La coalición de derecha-ultraderecha ganó las elecciones con una diferencia de menos de 30.000 votos, apenas superior al 1% de los votos. El 10% de los uruguayos vive en el extranjero, es decir al menos 350.000 ciudadanos no pueden votar, como no podría hacerlo el mismo José Artigas si viviera.
Quizá hoy como nunca, queda claro por qué blancos y colorados se opusieron denodadamente durante dos décadas al voto consular. Hay quienes confunden el domicilio con la ciudadanía, solía decir Eduardo Galeano.
Uruguay tiene un sistema de balotaje por demás estricto, que no supo o no logró cambiar en 15 años de gobierno. Requiere el 50% más uno de votos para ganar en primera vuelta. En la mayoría de los casos en que hay balotaje ese porciento oscila entre 35 y 45% y en otros se condiciona a superar una diferencia del 10%. El Frente Amplio ganó por más del 10% al segundo más votado, el Partido Nacional. O sea, si rigieran en Uruguay las normas argentinas, Daniel Martínez hubiera ganado en primera vuelta.
Hay muchos periodistas, analistas, críticos, expertos que seguramente encontrarán la causa de la derrota y hasta a los culpables: el plan restaurador del imperialismo, los medios de comunicación hegemónicos, el aburguesamiento de las nuevas capas medias.

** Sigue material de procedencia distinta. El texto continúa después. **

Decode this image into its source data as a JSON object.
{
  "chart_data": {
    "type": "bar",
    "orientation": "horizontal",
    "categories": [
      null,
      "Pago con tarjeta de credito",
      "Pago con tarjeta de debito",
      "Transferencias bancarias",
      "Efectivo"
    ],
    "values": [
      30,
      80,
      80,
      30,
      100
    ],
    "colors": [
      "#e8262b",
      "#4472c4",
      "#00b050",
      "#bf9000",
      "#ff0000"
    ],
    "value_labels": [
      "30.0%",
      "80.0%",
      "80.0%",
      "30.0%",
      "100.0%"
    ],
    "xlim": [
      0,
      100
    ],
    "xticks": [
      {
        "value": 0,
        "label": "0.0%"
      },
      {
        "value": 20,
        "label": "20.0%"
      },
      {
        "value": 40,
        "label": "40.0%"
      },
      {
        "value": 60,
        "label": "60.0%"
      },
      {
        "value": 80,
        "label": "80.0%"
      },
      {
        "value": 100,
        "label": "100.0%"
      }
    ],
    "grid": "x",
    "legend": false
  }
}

Son excusas para no asumir la responsabilidad de la derrota, autoeximirse.
Claro que hay incidencia de causas exógenas, pero la causa mayor quizá esté en presentar una fórmula presidencial sin carisma ni ángel, incapaz de pescar en la pecera de indecisos.
Lo que ha logrado la dirigencia frenteamplista es de antología. Perdió las elecciones luego de haber logrado subir el salario real un 60%, de haber bajado la pobreza del 40% al 9%, de haber hecho 90.000 cirugías gratuitas de ojo, de ser reconocido como país avanzado con los mejores índices de Latinoamérica en PBI, distribución de la riqueza, agenda de derechos, legislación de avanzada…

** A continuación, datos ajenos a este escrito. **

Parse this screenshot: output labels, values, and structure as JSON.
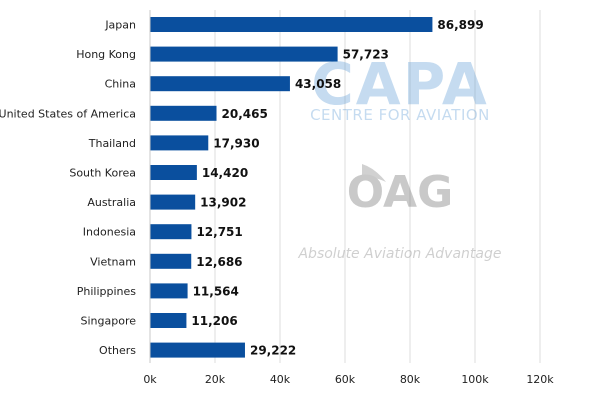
{
  "chart_data": {
    "type": "bar",
    "orientation": "horizontal",
    "categories": [
      "Japan",
      "Hong Kong",
      "China",
      "United States of America",
      "Thailand",
      "South Korea",
      "Australia",
      "Indonesia",
      "Vietnam",
      "Philippines",
      "Singapore",
      "Others"
    ],
    "values": [
      86899,
      57723,
      43058,
      20465,
      17930,
      14420,
      13902,
      12751,
      12686,
      11564,
      11206,
      29222
    ],
    "value_labels": [
      "86,899",
      "57,723",
      "43,058",
      "20,465",
      "17,930",
      "14,420",
      "13,902",
      "12,751",
      "12,686",
      "11,564",
      "11,206",
      "29,222"
    ],
    "xlim": [
      0,
      120000
    ],
    "xticks": [
      0,
      20000,
      40000,
      60000,
      80000,
      100000,
      120000
    ],
    "xtick_labels": [
      "0k",
      "20k",
      "40k",
      "60k",
      "80k",
      "100k",
      "120k"
    ],
    "grid": true,
    "bar_color": "#0a4f9e",
    "title": "",
    "xlabel": "",
    "ylabel": ""
  },
  "watermarks": {
    "capa_logo": "CAPA",
    "capa_tagline": "CENTRE FOR AVIATION",
    "oag_logo": "OAG",
    "oag_tagline": "Absolute Aviation Advantage"
  }
}
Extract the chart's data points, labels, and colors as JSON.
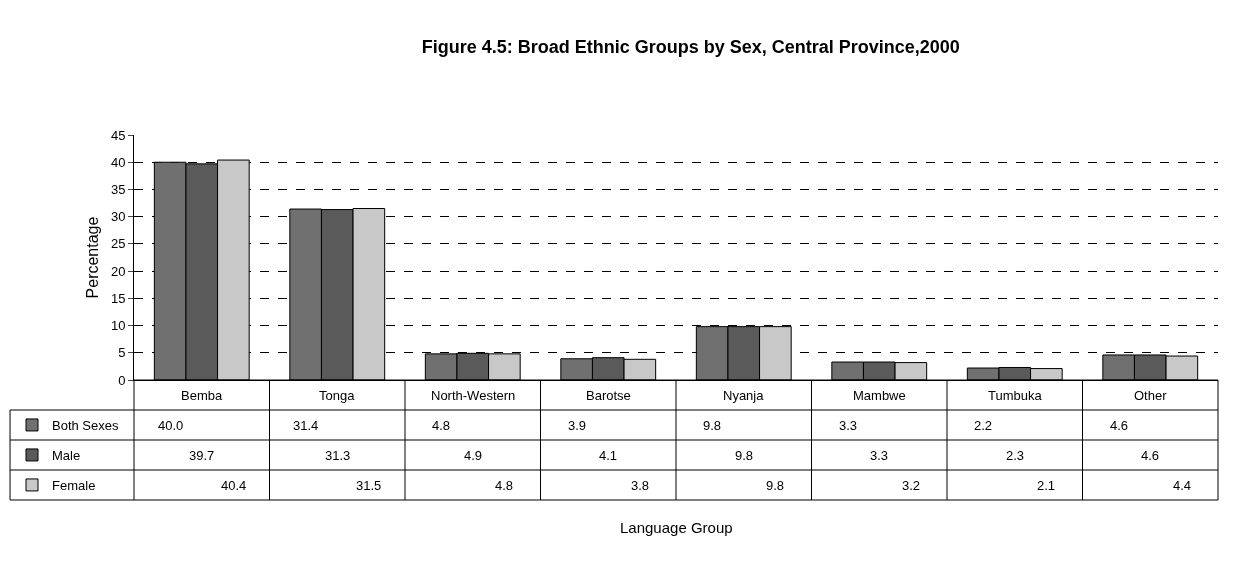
{
  "chart_data": {
    "type": "bar",
    "title": "Figure 4.5: Broad Ethnic Groups by Sex, Central Province,2000",
    "annotations": [
      "Language Group"
    ],
    "ylabel": "Percentage",
    "categories": [
      "Bemba",
      "Tonga",
      "North-Western",
      "Barotse",
      "Nyanja",
      "Mambwe",
      "Tumbuka",
      "Other"
    ],
    "series": [
      {
        "name": "Both Sexes",
        "color": "#707070",
        "values": [
          40.0,
          31.4,
          4.8,
          3.9,
          9.8,
          3.3,
          2.2,
          4.6
        ],
        "value_labels": [
          "40.0",
          "31.4",
          "4.8",
          "3.9",
          "9.8",
          "3.3",
          "2.2",
          "4.6"
        ]
      },
      {
        "name": "Male",
        "color": "#5a5a5a",
        "values": [
          39.7,
          31.3,
          4.9,
          4.1,
          9.8,
          3.3,
          2.3,
          4.6
        ],
        "value_labels": [
          "39.7",
          "31.3",
          "4.9",
          "4.1",
          "9.8",
          "3.3",
          "2.3",
          "4.6"
        ]
      },
      {
        "name": "Female",
        "color": "#c8c8c8",
        "values": [
          40.4,
          31.5,
          4.8,
          3.8,
          9.8,
          3.2,
          2.1,
          4.4
        ],
        "value_labels": [
          "40.4",
          "31.5",
          "4.8",
          "3.8",
          "9.8",
          "3.2",
          "2.1",
          "4.4"
        ]
      }
    ],
    "ylim": [
      0,
      45
    ],
    "yticks": [
      0,
      5,
      10,
      15,
      20,
      25,
      30,
      35,
      40,
      45
    ],
    "grid": "y",
    "legend": "bottom left"
  }
}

Y entonces, seguramente, desde algún canal de televisión, algún vanidoso dirigente, gambeteando la autocrítica, dirá que “no supimos comunicar bien nuestros logros”. Más allá de los argumentos, sigue en vigor la pregunta de por qué la ciudadanía se mantuvo mayoritariamente en su decisión de sacar al FA del gobierno.
Pero me ha extrañado que algunos analistas hayan sacado un tema que los uruguayos suelen guardar bajo la alfombra (los que tienen, claro): el de la soberbia. Porque en la autodefinición, el uruguayo es sobrio, de perfil bajo, no le gusta humillar a los adversarios y, cuando le toca perder, lo hace con dignidad.
Y no se trata de soberbia personal, sino la que manifestó incluso en la forma de presentar la campaña, que pronto llegó a las redes. El proceso fue creciendo en los últimos 15 años, estimulado desde la dirigencia.
“No sea nabo (bobo), Never”, agredió Pepe Mujica al periodista que lo entrevistaba. “Pompitas de jabón”, respondía el presidente Tabaré Vázquez con una sonrisa sobradora ante la pregunta de un periodista que trasladaba una crítica del principal líder de la oposición, el hoy elegido presidente, Luis Lacalle Pou.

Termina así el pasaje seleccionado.